Body anxiety disorders, as well as any other disorders that have to do with body image occur in a certain part of our brains. This is where the enduring memory of the body is stored, and it is called "allocentric memory". The allocentric memory of patients with no body image disorders is true to the actual size of their body, while the allocentric memory of patients that suffer from body image disorders is distorted.

The hypothesis that a change in allocentric memory can possibly treat body anxiety disorders is called Allocentric Lock Theory. This is so important because a treatment in body anxiety disorders via this theory would subsequently curb eating disorders as well. Previously, VR was used to simulate therapy sessions for those with anxiety disorders, with some studies even referencing the Allocentric Lock Theory. However, these studies had limited success and the improvement experienced was only temporary.

Virtual Reality Influences the Perception of Your Body, Even After the Headset is Off

A study published in the Journal of Cyberpsychology, Behavior, and Social Networking is the first to attempt to change the allocentric memory of patients using VR. The researchers have stated that this could potentially be the first permanent solution to body anxiety disorders and could also be one of the most affordable.

The study gathered data from 21 female participants who were all enrolled at the Catholic University of the Sacred Heart in Milan. Their mean age was 22.76 years and their mean Body Mass Index (BMI) was 21.36. The participants voluntarily signed up for the study, and had varying results on a test measuring their predisposition to having a body anxiety disorder.

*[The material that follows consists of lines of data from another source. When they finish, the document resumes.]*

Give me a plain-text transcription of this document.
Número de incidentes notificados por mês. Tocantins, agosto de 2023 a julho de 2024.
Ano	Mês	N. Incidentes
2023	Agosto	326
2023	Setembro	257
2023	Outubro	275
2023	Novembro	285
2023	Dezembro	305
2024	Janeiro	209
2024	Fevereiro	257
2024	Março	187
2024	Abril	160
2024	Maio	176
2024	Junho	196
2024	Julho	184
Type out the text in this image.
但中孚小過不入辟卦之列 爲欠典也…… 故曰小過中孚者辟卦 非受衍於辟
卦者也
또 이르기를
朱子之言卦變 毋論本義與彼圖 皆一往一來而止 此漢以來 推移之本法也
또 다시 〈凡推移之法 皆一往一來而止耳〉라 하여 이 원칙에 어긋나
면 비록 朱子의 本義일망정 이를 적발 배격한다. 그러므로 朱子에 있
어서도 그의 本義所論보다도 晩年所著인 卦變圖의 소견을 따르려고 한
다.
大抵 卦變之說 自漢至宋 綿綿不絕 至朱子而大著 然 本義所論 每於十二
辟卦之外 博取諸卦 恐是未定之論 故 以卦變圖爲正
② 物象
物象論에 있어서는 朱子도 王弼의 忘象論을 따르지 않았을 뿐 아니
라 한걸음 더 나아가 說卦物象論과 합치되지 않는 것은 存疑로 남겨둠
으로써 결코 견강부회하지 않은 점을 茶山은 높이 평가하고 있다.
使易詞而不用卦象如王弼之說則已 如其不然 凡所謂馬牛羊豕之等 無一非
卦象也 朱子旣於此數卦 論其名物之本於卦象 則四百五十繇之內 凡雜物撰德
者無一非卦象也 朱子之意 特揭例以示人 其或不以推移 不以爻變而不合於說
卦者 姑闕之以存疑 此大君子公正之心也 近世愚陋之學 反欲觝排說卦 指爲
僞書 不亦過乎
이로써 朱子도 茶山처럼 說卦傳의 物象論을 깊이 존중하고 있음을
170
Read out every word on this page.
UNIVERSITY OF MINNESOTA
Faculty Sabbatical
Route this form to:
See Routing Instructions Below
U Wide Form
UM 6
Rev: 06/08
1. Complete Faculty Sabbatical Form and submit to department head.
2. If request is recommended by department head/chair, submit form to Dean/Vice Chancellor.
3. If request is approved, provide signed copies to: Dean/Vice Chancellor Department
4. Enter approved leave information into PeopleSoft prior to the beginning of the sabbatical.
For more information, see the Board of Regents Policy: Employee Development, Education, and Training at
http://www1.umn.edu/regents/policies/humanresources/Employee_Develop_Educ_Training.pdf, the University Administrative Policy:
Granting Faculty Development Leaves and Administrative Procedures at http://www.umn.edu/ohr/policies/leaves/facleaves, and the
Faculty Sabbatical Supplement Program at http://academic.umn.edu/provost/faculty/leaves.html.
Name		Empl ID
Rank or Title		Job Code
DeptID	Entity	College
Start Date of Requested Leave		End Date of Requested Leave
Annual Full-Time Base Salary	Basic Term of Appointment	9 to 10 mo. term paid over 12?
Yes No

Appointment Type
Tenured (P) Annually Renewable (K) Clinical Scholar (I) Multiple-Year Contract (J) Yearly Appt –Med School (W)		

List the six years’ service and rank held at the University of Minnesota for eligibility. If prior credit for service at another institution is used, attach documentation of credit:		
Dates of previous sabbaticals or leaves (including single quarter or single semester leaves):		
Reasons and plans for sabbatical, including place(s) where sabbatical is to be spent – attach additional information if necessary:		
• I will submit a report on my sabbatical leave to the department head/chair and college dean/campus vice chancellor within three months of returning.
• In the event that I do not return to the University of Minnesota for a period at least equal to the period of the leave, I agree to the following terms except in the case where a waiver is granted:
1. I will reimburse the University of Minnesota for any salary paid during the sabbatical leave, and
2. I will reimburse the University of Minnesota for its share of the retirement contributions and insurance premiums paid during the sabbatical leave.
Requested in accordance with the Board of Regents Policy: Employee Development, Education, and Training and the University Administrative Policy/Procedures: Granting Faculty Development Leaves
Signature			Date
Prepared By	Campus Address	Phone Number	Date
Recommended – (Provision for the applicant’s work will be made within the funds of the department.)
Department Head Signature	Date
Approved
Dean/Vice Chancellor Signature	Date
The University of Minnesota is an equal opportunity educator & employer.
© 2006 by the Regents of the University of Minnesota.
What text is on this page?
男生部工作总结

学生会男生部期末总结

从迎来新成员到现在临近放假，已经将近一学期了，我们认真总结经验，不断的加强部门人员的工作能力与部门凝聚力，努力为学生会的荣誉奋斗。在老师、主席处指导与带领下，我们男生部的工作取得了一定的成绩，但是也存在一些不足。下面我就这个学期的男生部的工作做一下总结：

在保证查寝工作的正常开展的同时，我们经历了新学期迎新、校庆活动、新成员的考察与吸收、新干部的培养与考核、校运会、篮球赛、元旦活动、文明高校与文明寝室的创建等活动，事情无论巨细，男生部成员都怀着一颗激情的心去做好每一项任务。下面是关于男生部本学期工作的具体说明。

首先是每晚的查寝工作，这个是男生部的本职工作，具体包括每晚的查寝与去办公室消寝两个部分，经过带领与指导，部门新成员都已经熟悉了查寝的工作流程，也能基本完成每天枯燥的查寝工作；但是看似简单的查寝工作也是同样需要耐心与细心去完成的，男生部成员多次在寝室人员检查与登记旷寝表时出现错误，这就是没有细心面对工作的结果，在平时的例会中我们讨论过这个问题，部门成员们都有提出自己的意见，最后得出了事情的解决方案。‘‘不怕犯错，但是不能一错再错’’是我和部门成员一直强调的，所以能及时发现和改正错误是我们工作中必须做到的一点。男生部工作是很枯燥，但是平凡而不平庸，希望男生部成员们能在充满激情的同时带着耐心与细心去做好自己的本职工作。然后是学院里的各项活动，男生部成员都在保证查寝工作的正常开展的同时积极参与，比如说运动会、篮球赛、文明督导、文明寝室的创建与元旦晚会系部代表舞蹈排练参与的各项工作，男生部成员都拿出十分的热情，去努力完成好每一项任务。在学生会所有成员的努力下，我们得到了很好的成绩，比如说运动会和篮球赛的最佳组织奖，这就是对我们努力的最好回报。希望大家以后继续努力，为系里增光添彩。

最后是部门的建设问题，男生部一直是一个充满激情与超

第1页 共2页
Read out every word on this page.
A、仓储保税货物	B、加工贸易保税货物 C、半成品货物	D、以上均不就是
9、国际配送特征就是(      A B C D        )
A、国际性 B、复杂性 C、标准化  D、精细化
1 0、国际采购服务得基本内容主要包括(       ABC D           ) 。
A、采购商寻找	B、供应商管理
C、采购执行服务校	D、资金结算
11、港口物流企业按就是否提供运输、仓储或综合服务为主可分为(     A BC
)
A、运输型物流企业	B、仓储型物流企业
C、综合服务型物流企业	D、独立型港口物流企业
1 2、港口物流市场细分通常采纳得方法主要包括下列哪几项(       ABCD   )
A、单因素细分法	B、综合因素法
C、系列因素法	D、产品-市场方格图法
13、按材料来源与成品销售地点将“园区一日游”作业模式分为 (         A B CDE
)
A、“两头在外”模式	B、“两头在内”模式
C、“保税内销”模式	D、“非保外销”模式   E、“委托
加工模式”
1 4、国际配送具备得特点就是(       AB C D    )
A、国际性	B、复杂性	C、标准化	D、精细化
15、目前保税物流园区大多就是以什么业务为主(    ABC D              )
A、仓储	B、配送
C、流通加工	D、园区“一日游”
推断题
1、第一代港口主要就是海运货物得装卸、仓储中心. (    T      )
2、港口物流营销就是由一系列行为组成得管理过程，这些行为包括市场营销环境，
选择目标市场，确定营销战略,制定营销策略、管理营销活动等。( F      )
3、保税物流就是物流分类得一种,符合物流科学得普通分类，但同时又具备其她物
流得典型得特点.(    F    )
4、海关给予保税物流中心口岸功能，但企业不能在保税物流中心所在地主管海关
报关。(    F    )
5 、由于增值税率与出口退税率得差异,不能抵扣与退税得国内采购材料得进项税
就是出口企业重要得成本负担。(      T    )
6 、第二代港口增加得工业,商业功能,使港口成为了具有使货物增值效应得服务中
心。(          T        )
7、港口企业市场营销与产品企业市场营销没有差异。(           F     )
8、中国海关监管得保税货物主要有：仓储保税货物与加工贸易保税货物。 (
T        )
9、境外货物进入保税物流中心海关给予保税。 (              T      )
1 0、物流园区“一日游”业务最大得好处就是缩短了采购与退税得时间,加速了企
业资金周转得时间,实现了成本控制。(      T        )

Source: Journal of Cyberpsychology
The participants' body parts were measured in the beginning of the study using a touch-less body scanner, and they gave their own body size estimates soon after. These estimates were self-reported by measuring the farthest left and right parts of each body part on a wooden backboard. This step basically acts as the participants' existing allocentric memory of their body. The subject would then put on a VR headset, and experience the Virtual Belly Illusion, pictured on the right. This gave the user a thinner abdomen and waist as well as slim hips and shoulders. Finally, the subject took off the headset and estimated their body size with the exact same method as before.

Source: Daniel Shats
The data was collected by analyzing the ratios of the subjects' body parts with their actual size measurements collected in the beginning of the experiment. Therefore, a ratio of 0.7 would be 70% the size of the actual measurement. The ratio of body part sizes ended up being statistically significant in over half of the measurements which yielded promising results. The participants legitimately experienced their body parts as being smaller and more appealing through the process of modifying allocentric memory in a VR setting. The full study with a further analysis can be found here.

The Potential Treatment of Body Anxiety Disorders is Cheaper, Easier, and More Effective with Virtual Reality

The results of the study are incredibly promising for researchers, VR companies, and sufferers of body anxiety disorders. VR, while still expensive, is rapidly dropping in price and is still monumentally cheaper than true medical treatment at a hospital or health center. It is also incredibly effective; one treatment in the study took less than 30 minutes and provided significant results.

It is now understood that the future of medicine will inevitably have VR in it, as will engineering, education, entertainment and other disciplines. The study mentioned above highlighted a use of VR that is extremely unique and cannot be recreated by many other technologies. This is why we should welcome this innovation as a potential solution to many of today's pressing issues.